In this discussion of the Ismaili sources, one other more general point needs to be made about the author's treatment of the ginans themselves. Although she is certainly familiar with some of the manuscript version of her texts, her study and translations seem to be almost entirely based on the twentieth-century printed Gujrati editions and take little or no account of the problems of manuscript transmission and textual variants. Her defense of this omission largely fastens on the concepts of the special authority of the ginans as orally transmitted sacred literature, linked to the expectation that any differences between copies are likely to be of minor significance. Not all students of the history of the ginans, or of comparable literature belonging to other religious traditions, are likely to be satisfied with this explanation. Indeed, a compelling counter case can be made for holding that the historical significance of Satpanth ginans will never be properly understood until the question of their transmission and textual variation is comprehensively addressed.

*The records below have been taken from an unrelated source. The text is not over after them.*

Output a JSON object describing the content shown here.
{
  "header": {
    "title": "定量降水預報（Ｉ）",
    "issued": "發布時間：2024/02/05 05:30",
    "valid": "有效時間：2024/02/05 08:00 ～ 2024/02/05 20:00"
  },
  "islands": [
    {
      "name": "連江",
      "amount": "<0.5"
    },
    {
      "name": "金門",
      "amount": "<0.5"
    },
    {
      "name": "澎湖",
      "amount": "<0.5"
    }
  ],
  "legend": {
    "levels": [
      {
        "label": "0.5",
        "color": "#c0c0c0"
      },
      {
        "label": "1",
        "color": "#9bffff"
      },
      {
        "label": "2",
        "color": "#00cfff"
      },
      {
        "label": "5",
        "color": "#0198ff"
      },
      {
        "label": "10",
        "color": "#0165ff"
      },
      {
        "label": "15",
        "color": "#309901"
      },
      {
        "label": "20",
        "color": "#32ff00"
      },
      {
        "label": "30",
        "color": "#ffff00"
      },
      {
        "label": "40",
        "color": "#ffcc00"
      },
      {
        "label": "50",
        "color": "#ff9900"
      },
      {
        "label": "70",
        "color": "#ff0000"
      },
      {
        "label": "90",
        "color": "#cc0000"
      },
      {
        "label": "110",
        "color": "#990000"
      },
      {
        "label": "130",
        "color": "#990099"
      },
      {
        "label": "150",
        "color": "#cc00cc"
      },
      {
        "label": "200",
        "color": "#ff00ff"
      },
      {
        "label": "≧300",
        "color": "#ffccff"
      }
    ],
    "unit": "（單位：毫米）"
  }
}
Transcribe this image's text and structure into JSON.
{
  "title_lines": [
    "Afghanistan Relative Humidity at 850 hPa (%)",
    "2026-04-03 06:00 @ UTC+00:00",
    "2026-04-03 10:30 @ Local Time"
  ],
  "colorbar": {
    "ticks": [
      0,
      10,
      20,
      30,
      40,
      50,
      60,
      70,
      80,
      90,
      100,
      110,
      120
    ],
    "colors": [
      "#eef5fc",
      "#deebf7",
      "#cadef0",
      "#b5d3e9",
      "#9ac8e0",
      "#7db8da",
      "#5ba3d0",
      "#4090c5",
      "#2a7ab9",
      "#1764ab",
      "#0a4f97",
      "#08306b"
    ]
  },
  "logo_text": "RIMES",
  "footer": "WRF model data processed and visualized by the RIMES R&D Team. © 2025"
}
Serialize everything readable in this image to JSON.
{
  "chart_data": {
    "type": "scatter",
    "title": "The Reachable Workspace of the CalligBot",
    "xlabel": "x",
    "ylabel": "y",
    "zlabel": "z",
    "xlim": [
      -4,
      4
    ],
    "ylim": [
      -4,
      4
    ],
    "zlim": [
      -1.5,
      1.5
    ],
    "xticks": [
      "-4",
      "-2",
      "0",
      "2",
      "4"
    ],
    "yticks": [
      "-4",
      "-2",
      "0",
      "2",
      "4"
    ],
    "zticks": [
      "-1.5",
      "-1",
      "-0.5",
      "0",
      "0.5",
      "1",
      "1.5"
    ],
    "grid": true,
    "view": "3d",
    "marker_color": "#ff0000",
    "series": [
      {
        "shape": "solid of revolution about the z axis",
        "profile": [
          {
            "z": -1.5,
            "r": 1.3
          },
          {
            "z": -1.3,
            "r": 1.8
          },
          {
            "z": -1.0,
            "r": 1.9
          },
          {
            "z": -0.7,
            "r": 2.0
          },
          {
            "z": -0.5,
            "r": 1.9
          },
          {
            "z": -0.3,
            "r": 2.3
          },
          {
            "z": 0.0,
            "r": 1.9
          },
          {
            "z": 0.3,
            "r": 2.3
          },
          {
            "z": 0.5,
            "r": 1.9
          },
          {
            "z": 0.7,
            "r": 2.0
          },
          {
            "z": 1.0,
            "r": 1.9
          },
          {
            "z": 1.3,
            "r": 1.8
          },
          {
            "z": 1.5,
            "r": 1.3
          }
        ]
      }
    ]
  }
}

In considering the nature of the translations given, a partial distinction may be drawn between the literary quality of the English rendering the extent to which they succeed in computing the original meanings. In the former area, Kasam deserves praise for the fluency of her style, and the extent to which the result often seem to reflect a deep immersion in the idea content of the ginans concerned. On the other hand, her elaborate translation methodology, involving work from a second generation (Gujrati) edition, through a series of paragraph and refinements, seems to have contributed to the inclusion of a number of mistakes, including misrepresentation or omission of certain key original names or terms (e.g. in ginan II, Samaya, the name of a town in Sindh, is confused with the modern Gujrati verb sumaya, rendered here as 'established': whilst later in the same text another place in Sindh. Daybal, is translated as 'temple'). The text also contain several other careless errors in rendering common words and phrases, which tend to mar the quality of what is otherwise quite a lively contribution to the continuing exploration of South Asian Ismailism.